Let $S_n$ be the symmetric group over integers $[1,n]$. Let us also define an arbitrary function $f[i]$ of integer $i$.
I want to calculate $$\sum_{\sigma\in S_n}f[\sigma(i)].$$
Intuitively, I would argue that the images $\sigma(i)$ should be evenly distributed across the group; therefore, $$\sum_{k=1}^{n!}f[\sigma_k(i)]=(n-1)!\sum_{j=1}^n f[j].$$
However, that reasoning doesn't sound very formal. Is my assumption correct? How can this result be more soundly justified?
Yes, your reasoning is correct. You can first group the terms by $\sigma(i)$, which it sounds like is what you've been doing. $$\sum_{\sigma\in S_n}f[\sigma(i)]=\sum_{j=1}^nf[j]\left|\big\{\sigma\in S_n\ \colon \sigma(i)=j\big\}\right|.$$ So, all you need to show is that there are $(n-1)!$ permutations in $S_n$ for which $\sigma(i)=j$, given fixed $i$ and $j$. There are a few ways to do this -- you can explicitly count them (by repeatedly fixing values of $\sigma$).

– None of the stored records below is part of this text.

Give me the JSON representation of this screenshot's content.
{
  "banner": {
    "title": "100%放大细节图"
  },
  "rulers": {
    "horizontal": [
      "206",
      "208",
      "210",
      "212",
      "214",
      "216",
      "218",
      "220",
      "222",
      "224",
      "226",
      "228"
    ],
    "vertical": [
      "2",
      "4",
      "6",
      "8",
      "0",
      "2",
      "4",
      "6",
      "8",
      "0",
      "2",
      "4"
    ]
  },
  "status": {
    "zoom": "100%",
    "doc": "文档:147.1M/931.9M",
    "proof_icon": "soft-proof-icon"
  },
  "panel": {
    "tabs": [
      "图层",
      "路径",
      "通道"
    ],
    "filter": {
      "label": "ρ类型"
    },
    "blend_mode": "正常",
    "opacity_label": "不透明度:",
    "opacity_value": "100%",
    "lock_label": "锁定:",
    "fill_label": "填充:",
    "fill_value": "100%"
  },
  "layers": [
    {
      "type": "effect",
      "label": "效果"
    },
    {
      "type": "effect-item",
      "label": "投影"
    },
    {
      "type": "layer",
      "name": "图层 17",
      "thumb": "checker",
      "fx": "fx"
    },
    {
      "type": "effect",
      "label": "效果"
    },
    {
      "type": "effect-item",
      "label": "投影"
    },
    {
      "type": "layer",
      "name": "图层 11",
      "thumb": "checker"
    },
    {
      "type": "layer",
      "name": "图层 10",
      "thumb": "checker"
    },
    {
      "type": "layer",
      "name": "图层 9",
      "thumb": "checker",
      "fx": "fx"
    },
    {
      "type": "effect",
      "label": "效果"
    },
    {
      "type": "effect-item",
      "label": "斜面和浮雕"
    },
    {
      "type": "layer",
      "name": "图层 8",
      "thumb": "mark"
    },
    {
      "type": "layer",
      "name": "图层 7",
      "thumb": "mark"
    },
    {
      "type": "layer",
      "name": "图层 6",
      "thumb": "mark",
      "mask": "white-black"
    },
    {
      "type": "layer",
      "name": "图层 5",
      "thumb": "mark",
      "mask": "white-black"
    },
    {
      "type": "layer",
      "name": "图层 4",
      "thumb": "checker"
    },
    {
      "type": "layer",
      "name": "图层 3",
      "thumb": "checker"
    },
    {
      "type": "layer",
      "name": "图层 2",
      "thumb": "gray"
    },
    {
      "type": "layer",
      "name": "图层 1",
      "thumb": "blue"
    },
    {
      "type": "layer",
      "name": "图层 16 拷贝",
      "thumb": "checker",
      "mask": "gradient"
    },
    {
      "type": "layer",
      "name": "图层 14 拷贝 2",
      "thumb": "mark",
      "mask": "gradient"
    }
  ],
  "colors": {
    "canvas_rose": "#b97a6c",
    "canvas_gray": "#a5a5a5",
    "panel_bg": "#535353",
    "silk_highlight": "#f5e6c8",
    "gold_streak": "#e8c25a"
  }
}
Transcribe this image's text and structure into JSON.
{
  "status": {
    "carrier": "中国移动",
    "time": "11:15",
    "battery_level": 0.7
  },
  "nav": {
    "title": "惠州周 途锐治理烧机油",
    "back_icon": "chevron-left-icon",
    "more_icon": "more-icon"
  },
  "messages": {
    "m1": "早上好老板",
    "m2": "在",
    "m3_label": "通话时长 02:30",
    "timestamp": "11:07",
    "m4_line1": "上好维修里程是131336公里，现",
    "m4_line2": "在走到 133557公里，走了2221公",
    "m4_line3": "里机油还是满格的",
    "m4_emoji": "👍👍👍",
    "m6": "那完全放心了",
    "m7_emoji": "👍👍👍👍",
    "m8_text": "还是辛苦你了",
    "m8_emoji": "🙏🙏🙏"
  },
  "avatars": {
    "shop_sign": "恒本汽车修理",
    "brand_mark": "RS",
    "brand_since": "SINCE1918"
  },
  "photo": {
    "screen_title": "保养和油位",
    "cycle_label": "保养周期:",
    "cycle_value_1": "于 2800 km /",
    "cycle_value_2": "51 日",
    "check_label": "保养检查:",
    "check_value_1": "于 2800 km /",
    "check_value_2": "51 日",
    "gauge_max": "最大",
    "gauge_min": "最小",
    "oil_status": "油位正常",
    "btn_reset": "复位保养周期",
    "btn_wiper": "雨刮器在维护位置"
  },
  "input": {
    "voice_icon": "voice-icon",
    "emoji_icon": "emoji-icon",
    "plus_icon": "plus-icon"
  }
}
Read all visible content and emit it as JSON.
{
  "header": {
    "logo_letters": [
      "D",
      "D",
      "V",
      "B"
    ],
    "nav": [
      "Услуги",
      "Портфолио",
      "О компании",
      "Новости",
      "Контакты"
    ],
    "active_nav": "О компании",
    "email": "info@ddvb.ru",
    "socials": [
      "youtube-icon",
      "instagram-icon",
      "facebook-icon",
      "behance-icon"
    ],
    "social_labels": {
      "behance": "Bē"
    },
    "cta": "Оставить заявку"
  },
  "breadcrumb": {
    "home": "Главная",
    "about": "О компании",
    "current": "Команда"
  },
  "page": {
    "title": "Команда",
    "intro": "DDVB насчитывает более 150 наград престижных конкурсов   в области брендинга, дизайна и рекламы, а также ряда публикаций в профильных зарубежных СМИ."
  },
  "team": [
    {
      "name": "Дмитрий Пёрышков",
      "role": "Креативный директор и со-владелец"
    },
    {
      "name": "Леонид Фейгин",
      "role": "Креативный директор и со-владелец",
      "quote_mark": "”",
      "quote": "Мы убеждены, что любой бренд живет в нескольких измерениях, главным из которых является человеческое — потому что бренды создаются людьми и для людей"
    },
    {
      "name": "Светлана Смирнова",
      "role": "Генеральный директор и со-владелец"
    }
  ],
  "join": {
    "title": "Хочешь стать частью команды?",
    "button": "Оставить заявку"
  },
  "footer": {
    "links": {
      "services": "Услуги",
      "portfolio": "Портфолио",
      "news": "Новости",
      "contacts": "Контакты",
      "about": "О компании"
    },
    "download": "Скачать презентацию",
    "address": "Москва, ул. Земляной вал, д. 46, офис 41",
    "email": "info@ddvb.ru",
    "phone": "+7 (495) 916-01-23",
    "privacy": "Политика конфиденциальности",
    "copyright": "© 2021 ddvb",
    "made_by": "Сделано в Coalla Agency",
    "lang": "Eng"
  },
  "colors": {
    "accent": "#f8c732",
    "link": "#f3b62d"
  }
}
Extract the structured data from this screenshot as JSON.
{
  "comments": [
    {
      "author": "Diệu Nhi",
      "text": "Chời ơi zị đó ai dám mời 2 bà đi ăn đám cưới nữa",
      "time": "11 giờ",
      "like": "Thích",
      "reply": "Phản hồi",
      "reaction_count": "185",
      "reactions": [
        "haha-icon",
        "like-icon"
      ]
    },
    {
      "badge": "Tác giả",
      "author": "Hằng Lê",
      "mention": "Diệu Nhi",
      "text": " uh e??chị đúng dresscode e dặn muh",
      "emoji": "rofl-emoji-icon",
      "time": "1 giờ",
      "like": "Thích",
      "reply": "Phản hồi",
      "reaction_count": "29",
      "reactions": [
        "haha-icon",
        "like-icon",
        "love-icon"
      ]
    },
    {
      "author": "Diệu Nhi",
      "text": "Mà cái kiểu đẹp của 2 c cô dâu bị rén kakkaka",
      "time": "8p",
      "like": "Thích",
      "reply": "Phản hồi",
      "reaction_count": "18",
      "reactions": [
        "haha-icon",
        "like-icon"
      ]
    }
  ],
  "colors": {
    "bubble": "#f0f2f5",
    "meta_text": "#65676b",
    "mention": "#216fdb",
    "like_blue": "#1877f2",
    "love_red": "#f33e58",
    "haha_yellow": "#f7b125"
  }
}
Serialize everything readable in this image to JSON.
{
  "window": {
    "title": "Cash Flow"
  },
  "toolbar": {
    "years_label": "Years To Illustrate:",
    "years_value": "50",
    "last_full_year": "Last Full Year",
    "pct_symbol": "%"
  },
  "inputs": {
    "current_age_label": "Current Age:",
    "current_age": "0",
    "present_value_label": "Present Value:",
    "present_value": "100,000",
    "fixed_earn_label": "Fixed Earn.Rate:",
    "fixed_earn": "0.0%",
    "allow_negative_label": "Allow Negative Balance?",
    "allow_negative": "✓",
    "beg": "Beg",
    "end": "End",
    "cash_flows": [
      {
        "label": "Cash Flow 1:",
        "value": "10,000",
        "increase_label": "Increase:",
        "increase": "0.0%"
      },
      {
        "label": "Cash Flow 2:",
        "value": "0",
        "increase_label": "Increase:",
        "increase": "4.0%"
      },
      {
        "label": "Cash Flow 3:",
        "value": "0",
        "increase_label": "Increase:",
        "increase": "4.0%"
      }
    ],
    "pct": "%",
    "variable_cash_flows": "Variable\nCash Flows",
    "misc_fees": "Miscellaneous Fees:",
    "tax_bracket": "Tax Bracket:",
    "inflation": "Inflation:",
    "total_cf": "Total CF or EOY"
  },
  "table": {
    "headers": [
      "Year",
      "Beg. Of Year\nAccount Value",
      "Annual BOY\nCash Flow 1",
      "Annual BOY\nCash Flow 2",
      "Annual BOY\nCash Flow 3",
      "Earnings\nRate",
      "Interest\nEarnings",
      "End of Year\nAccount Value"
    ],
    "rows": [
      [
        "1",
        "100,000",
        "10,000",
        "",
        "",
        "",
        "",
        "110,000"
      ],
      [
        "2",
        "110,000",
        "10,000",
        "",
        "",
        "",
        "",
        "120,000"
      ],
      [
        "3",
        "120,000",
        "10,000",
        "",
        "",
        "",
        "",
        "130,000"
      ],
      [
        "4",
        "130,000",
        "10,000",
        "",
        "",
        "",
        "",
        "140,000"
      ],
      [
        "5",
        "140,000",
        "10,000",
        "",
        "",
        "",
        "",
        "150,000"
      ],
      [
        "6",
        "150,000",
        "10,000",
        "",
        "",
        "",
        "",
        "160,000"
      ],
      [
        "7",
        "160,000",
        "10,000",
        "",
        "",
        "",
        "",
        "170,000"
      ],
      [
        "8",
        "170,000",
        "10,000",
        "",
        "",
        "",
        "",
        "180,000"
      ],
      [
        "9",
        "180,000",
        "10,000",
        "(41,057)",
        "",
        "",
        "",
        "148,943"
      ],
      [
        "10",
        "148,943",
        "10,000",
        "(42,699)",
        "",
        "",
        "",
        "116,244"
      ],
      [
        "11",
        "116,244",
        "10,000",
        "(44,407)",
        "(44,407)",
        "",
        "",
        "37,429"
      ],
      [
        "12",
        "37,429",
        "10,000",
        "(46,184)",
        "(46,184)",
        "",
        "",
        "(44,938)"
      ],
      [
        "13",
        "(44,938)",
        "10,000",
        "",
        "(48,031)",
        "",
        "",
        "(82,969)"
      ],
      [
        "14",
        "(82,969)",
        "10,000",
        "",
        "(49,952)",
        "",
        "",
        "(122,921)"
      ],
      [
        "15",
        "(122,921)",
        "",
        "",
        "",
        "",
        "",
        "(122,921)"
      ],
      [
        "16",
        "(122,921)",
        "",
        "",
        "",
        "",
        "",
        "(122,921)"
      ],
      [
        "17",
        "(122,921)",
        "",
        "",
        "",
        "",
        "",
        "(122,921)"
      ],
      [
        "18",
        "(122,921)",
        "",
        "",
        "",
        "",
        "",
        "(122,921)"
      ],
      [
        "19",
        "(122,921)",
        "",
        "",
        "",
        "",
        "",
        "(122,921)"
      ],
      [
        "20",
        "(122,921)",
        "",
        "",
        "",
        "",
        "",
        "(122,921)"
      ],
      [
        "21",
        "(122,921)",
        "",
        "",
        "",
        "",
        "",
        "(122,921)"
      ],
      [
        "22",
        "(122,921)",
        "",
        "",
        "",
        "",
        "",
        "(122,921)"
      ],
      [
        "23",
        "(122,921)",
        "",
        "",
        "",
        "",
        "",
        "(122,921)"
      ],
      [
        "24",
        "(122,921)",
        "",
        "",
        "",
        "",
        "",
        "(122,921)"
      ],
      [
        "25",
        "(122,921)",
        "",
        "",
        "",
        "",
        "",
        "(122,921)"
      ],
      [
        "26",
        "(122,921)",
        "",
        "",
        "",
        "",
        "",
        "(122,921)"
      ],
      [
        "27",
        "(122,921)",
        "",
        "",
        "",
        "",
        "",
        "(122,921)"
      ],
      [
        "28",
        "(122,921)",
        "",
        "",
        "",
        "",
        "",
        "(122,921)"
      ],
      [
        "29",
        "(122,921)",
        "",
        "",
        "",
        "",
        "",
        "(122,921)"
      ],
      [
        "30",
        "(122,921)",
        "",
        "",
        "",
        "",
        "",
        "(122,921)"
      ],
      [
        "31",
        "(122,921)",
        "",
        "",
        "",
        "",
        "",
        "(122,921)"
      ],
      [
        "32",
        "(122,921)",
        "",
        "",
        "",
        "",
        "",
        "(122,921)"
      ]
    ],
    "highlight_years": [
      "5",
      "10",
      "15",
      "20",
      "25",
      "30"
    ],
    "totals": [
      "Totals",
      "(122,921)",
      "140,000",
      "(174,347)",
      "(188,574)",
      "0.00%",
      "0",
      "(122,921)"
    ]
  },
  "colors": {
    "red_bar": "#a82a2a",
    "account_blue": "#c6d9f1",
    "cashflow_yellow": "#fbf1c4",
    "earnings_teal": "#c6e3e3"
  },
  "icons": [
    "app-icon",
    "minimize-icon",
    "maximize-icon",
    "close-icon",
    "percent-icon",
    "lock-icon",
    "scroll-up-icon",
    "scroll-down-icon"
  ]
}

Alternatively, if you define $$T_j=\big\{\sigma\in S_n\ \colon \sigma(i)=j\big\},$$ and biject $T_j$ with $T_1$ for each $j$ (see if you can figure out such a bijection). From here, the $n$ sets $T_j$ are disjoint, of the same size, and comprise all of $S_n$, so they are each of size $|S_n|/n=(n-1)!$, as desired.